Il est intéressant de noter que les 4 gènes les plus souvent retrouvés mutés VHL,

PBRM1, SETD2 et BAP1 se situent tous sur le bras court du chromosome 3 (3p). Ainsi, de

la perte d’une copie du 3p résulterait une haploinsuffisance pour ces 4 gènes suppresseurs de tumeurs. Cette perte constituerait un évènement quasi universel et précoce (Hakimi et al., 2013).
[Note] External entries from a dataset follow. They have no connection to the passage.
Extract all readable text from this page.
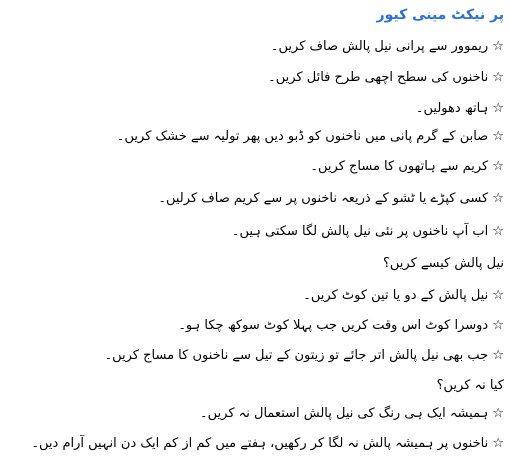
پر نیکٹ مینی کیور
☆ ریموور سے پرانی نیل پالش صاف کریں۔
☆ ناخنوں کی سطح اچھی طرح فائل کریں۔
☆ ہاتھ دھولیں۔
☆ صابن کے گرم پانی میں ناخنوں کو ڈبو دیں پھر تولیہ سے خشک کریں۔
☆ کریم سے ہاتھوں کا مساج کریں۔
☆ کسی کپڑے یا ٹشو کے ذریعہ ناخنوں پر سے کریم صاف کرلیں۔
☆ اب آپ ناخنوں پر نئی نیل پالش لگا سکتی ہیں۔
نیل پالش کیسے کریں؟
☆ نیل پالش کے دو یا تین کوٹ کریں۔
☆ دوسرا کوٹ اس وقت کریں جب پہلا کوٹ سوکھ چکا ہو۔
☆ جب بھی نیل پالش اتر جائے تو زیتون کے تیل سے ناخنوں کا مساج کریں۔
کیا نہ کریں؟
☆ ہمیشہ ایک ہی رنگ کی نیل پالش استعمال نہ کریں۔
☆ ناخنوں پر ہمیشہ پالش نہ لگا کر رکھیں، ہفتے میں کم از کم ایک دن انہیں آرام دیں۔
Enfin, une étude globale récente, comparant les différents sous-types de RCC a montré que le ccRCC possède une signature immunitaire Th2 supérieure aux autres types, pouvant notamment expliquer la différence d’agressivité de ce type histologique (Ricketts

et al., 2018). Une autre étude publiée en 2016 avait comparé des échantillons de 19 cancers et avait montré que le ccRCC présentait le plus de signatures d’infiltration immunitaire, en lien avec un pronostic défavorable (Şenbabaoğlu et al., 2016). Ces résultats expliquent en partie la place et l’efficacité de l’immunothérapie, notamment par les inhibiteurs de checkpoints immunitaires comme le nivolumab, capable de lever le frein immunitaire lié à l’interaction entre PD-L1 exprimé par la cellule cancéreuse et PD-1 exprimé par le lymphocyte T.